Struggling Roma Christians Reach Out to Muslim Migrants

What do you do when you are a member of a minority treated with hostility and suspicion in a newly established and impoverished church? If you are the Roma in Croatia, you immediately begin outreach to those less fortunate than you.

Biljana Nikolić and her husband Đeno, the pastors of the first Roma church in Croatia, understand and empathize with the needs of the more than 27,000 Muslim migrants who have been rerouted from Hungary into Croatia since mid-September. Roma, who are also called gypsies, have firsthand experience with the fear and struggles of homelessness and know that the migrants can be greatly encouraged by a drink of water and a smile.

Nikolić has been ministering at the refugee camp on the Serbia-Croatia border almost daily since the refugees have begun flooding in. Once, she held a just-born baby while its family waited for a Red Cross doctor to treat the suffering mother, who had delivered on the transport bus en route.

"I was shaking," Nikolić told the Wall Street Journal. "The baby's family was all around me. I felt like it was the first time I've held a newborn, though I've had four myself."

She is no stranger to abject need. She told the Journal about living on the streets as a beggar with her children in the late 1990s after the Yugoslav Wars, using precious bottled water to wash her children because she was afraid they would become ill.

Nikolić became a Christian in 2004 because of the kindness of local Croatian Christians who helped them find shelter and gave them aid through their church. "We said, 'Why are you helping us?' We're only gypsies. No one loves gypsies."

Since her and her family's salvation, though they and their new church continue to struggle with poverty and prejudice towards Roma, she has seized opportunities to serve others, like this one.

MINISTRY TO MIGRANTS

Đeno Nikolić sees God's providence in allowing the Roma to minister to migrant Muslims. "Nothing is happening that God has not allowed, and if it's God's will, we must accept it," he said. "It's like a test of our faith to show love through this kind of situation."

The Nikolićs feel called to serve others as they were and are ministered to by both international ministries and local Christians.

Melody Wachsmuth, a cross-cultural researcher in Croatia, writes that Roma have been and continue to be an oppressed people group, targeted by Nazi genocide and many other local forms of persecution.

"Systematic poverty, a survivalist mentality, low education levels, different cultural values and persistent prejudice have conspired to keep Roma at the bottom of European society," Wachsmuth said, according to a profile of the Roma by the International Mission Board (IMB), "but effective discipleship has a proven track record of transforming individuals and renewing Roma culture."

Wachsmuth reported about the refugee crisis in Croatia for Christianity Today, describing the immediacy of the Christian response.

Domagoj Malović, director the Croatian branch of Campus Crusade for Christ (Cru) said the refugees arrived so fast no one was quite sure what was going on. When he followed transport buses to learn how the refugees were, he found "buses stalled and people sprawled out on the asphalt, thirsty and hungry," so he bought bottled water to distribute along the roadside.
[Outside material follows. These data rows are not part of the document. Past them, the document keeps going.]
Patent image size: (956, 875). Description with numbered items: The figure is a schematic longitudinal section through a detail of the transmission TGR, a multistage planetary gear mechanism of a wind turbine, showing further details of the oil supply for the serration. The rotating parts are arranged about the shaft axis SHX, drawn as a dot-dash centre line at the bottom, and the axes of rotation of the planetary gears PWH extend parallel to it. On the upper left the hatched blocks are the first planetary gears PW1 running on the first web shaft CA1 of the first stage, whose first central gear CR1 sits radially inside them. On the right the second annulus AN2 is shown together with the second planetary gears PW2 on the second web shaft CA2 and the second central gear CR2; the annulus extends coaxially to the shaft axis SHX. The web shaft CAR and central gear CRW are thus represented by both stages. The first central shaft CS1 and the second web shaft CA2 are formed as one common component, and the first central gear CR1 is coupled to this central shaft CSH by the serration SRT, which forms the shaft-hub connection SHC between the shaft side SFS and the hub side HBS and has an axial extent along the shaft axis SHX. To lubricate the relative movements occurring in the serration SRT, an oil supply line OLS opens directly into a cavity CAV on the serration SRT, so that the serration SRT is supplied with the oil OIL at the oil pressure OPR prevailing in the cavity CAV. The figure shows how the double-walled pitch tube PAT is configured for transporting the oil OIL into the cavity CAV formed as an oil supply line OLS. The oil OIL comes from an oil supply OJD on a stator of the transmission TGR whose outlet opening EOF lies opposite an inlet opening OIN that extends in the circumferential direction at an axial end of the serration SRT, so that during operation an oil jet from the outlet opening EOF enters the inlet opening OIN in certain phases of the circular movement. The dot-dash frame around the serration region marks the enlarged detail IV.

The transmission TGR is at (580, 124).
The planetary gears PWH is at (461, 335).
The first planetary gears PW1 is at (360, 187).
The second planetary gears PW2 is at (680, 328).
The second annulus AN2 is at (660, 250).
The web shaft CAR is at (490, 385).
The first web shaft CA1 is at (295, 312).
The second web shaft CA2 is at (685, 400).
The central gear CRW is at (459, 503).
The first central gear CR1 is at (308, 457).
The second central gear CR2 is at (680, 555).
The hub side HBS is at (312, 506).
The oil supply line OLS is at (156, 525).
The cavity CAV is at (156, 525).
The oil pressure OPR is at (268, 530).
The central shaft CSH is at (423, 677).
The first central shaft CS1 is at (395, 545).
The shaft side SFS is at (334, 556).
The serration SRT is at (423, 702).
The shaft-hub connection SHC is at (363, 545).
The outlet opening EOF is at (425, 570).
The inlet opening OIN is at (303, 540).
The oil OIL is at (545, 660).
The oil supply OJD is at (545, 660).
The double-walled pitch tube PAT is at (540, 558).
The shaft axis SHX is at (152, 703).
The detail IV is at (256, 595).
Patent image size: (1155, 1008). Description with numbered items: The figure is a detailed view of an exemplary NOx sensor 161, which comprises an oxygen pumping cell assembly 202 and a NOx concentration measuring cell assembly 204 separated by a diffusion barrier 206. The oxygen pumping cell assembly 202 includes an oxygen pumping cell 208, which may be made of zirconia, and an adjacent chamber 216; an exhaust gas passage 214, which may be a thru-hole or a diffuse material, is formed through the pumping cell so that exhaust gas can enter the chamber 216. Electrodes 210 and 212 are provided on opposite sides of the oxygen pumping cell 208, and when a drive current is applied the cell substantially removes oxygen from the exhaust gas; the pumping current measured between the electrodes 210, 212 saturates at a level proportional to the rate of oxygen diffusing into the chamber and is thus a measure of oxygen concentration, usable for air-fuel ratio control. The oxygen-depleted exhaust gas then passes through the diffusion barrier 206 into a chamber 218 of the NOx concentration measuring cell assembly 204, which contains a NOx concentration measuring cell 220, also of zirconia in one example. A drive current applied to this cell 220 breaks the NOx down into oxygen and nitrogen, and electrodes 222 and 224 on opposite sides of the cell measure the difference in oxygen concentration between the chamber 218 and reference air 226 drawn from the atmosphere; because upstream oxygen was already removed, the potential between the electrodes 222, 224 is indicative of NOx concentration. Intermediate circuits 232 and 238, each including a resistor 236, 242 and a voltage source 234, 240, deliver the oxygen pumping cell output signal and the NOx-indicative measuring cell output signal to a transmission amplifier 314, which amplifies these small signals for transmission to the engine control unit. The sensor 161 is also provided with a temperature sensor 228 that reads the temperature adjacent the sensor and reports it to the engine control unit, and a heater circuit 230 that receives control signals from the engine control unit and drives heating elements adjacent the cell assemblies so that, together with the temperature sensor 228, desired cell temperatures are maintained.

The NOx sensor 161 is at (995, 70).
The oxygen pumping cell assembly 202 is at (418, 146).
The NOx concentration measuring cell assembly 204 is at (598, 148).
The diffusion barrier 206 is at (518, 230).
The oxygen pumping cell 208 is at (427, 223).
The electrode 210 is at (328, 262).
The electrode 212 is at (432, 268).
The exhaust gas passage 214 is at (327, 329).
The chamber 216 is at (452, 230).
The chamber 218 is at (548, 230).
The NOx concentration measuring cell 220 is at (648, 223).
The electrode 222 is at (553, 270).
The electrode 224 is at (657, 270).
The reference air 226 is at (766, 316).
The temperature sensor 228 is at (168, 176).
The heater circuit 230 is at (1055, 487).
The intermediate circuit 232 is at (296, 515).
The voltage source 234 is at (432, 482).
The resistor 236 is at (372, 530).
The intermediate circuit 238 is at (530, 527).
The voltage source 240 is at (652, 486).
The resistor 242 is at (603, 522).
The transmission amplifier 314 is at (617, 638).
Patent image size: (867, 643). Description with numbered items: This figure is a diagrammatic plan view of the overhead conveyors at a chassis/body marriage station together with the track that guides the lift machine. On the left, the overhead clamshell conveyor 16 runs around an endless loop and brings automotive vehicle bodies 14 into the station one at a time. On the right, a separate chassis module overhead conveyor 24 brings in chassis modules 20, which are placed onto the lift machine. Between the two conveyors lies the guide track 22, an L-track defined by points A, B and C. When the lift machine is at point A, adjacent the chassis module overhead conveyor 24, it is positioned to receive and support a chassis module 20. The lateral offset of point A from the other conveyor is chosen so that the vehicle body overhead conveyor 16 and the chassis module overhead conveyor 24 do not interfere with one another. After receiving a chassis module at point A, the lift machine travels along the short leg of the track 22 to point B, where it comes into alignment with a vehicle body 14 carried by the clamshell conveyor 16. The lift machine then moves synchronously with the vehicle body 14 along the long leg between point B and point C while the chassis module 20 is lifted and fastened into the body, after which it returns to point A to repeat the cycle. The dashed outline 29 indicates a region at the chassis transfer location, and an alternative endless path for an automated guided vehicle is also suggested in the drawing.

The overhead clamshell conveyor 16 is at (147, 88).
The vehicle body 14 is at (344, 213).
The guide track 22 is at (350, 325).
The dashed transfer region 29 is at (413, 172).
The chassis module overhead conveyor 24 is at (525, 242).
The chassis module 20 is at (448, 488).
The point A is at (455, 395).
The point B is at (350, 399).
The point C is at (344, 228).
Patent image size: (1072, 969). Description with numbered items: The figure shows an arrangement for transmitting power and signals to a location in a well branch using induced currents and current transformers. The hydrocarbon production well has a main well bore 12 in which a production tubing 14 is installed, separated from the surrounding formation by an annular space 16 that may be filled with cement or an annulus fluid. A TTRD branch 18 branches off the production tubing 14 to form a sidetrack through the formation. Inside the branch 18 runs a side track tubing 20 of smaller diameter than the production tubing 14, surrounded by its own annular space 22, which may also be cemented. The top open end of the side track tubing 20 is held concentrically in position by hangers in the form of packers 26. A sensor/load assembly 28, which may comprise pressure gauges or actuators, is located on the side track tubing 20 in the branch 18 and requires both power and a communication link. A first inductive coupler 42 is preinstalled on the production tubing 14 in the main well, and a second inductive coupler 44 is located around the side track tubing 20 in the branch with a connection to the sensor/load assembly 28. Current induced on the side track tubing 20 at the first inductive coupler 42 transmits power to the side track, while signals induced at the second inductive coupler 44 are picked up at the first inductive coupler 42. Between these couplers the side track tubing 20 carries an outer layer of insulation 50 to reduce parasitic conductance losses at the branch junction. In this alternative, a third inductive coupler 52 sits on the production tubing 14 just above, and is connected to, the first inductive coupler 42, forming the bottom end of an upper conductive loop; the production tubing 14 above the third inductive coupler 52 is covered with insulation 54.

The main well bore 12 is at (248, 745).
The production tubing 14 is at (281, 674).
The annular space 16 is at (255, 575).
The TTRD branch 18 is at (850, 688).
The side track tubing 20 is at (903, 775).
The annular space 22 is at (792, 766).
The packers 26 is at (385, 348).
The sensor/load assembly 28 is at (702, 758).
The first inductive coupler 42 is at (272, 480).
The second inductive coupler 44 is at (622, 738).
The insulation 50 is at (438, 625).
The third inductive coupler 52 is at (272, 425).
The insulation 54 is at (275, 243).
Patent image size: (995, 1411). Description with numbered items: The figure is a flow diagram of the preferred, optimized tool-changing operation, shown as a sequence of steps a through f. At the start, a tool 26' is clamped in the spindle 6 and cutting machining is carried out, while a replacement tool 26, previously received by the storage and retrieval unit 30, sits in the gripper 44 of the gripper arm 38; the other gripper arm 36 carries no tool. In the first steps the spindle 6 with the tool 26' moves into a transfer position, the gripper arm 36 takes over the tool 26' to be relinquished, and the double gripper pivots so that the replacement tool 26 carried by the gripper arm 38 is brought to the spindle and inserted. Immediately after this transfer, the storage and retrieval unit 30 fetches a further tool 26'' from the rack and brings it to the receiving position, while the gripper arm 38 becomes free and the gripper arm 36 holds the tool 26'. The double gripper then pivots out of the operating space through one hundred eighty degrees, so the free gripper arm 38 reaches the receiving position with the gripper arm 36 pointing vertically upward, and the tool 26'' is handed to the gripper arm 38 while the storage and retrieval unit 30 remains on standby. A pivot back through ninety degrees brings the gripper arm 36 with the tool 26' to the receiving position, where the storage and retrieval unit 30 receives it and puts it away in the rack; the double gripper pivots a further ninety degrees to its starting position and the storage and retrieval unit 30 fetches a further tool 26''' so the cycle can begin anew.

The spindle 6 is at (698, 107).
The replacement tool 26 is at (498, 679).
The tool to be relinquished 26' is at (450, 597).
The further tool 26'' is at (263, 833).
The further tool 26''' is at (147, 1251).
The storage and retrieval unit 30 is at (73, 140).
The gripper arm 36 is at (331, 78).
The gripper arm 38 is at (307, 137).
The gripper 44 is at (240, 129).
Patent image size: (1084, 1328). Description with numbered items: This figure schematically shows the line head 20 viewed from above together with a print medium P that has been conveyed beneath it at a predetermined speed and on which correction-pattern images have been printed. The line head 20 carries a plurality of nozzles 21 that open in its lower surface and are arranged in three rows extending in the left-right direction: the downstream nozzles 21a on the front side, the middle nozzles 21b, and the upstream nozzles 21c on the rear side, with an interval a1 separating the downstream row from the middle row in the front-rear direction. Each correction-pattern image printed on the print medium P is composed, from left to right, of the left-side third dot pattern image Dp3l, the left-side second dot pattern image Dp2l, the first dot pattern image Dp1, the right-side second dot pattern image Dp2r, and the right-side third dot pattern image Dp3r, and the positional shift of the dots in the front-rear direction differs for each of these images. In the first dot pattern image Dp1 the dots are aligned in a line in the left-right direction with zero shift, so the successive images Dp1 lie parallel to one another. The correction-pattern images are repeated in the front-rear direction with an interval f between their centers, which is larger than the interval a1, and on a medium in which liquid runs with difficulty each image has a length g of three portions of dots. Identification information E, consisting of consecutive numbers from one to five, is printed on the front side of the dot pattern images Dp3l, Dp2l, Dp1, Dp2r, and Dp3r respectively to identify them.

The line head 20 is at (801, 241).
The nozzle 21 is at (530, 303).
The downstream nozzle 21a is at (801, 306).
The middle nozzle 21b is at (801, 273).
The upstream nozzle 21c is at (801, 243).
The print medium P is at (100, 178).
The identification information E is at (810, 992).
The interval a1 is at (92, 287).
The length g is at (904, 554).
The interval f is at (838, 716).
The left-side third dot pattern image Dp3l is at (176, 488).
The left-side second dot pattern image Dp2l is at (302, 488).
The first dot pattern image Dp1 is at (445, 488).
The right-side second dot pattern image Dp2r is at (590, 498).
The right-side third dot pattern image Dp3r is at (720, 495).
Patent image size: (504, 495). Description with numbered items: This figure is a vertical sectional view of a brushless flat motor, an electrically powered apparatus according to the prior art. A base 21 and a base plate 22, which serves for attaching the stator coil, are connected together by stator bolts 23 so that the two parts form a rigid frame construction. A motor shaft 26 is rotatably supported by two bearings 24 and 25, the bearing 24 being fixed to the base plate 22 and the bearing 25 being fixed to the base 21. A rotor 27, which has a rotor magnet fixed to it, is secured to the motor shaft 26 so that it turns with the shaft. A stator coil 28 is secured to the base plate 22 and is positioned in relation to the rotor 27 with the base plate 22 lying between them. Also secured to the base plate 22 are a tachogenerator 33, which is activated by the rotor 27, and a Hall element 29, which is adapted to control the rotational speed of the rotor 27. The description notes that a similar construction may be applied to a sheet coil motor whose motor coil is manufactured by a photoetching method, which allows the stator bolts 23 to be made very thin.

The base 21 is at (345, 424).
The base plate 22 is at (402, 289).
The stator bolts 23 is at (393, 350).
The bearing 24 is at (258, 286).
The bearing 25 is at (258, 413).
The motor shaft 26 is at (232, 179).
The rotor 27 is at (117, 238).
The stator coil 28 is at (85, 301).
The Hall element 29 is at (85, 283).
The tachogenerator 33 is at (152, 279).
"Generally churches are cooperating well and people have a positive response, but also we see that some Protestant believers are callous toward the situation and fear the Islamization of Europe," he said. "Rumors are going around that Saudi Arabia is paying people to infiltrate."

Some unhealthy Christian reactions toward the migrants are hostility and worry about Islamization, but Nikolić is only concerned with meeting immediate needs like thirst and shelter.

HOPE FOR SALVATION

She respects the Muslims' faith and hopes that it can be turned toward Christ. "I'm amazed that Muslims who have lost everything still pull out their carpets to pray," she said. "If they decided to turn that to the Christian God—wow."

The Roma hope that their ministry will inspire other churches to serve alongside them.

Wachsmuth explained why the Roma are so willing to walk in faith regardless of perceived threats to their nationality or ethnicity. "They have no country that would compete for their loyalty, nor can they be comfortable in the countries they live in because of their relative powerlessness and poverty," Wachsmuth said. "This weakness compels them to be in a state of constant movement toward God."

The struggles that the Roma have endured enable them to serve people with the exact same needs. The 12 million Roma scattered throughout Europe are strategically placed to help refugees despite their own struggles and as an example of Christian service.